Syrie: La décantation

Par Abdelmadjid Blidi

Avec le retrait annoncé des militaires américains de Syrie, la donne dans ce pays semble changer du tout au tout. Tout s’accélère à un rythme effréné et les décisions des acteurs de ce conflit, qui dure depuis plus de 8 ans, semblent pleuvoir chaque heure. Il semble bien qu’une course contre la montre vient d’être lancée depuis la décision de Donald Trump.

Alors que les pays du Golfe veulent se replacer sur le champ diplomatique avec la réouverture de leurs ambassades, comme l’ont déjà fait les Emirats Arabes, suivis par le Bahreïn et sûrement par d’autres monarchies, la Russie et la Turquie coordonnent leurs actions pour maintenir leurs intérêts en évitant un affrontement qui n’arrangerait aucune des deux capitales. Pendant ce temps, les autres pays occidentaux qui faisaient partie de la coalition américaine, semblent avoir totalement disparus des radars. Ni les Français ni les Britanniques ne sont apparemment capables de peser sur la tournure que sont en train de prendre les choses.

D’ailleurs même les Kurdes, qui avaient fait appel dans un premier temps aux Français pour les soutenir face aux menaces des Turcs, ont bien compris qu’ils misaient sur un cheval perdant et ont finalement choisi de se mettre sous la protection du régime syrien dont les soldats sont entrés dans la région de Minbej. La porte est ainsi définitivement fermée au visage des occidentaux, dont le rôle est tout à fait marginal aujourd’hui.
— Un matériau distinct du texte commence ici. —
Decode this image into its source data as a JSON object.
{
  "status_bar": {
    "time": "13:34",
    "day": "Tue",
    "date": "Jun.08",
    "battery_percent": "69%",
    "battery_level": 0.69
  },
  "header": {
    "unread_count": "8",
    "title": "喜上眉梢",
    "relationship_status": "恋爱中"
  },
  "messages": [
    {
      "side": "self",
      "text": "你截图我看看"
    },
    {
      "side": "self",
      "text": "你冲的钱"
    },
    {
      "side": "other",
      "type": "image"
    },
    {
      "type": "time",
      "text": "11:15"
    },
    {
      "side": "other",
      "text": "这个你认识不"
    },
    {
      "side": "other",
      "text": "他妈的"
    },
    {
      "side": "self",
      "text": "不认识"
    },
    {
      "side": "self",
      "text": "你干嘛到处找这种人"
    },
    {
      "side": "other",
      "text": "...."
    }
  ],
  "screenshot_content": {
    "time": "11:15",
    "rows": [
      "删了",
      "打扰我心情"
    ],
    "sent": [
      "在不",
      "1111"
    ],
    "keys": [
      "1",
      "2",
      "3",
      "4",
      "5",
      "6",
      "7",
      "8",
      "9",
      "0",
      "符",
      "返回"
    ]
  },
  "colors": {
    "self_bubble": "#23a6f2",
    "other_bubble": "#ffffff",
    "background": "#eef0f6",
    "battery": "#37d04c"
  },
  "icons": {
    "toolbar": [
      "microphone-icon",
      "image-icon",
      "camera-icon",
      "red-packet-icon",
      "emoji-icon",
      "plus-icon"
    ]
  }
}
Manifestement, la guerre en Syrie est en train de tirer vers sa fin. Elle se termine avec une victoire indiscutable du régime de Bachar el Asad qui était, avant l’entrée en scène de la Russie, à deux doigts de connaitre le même sort que celui des Kadhafi, Ben Ali ou Moubarak. Mais les calculs de Paris et autres capitales occidentales se sont avérés cette fois totalement faux, et c’est bien eux qui sortent vaincus.

Mais cette débâcle ne veut nullement dire que le grand chaos voulu par ces chancelleries dans le monde arabe est définitivement clos. Non, nous sommes encore loin d’une telle éventualité, car l’année 2019 qui pointe le nez ne manquera pas de faire éclater d’autres soubresauts dans d’autres pays arabes qui restent encore dans l’œil du cyclone. Au nom de la démocratie et des droits de l’homme il faut s’attendre à voir bien des pays déstabilisés, mais malheureusement jamais pour ces nobles raisons que l’on avance, mais pour des intérêts occultes toujours à l’avantage de ces parrains du chaos.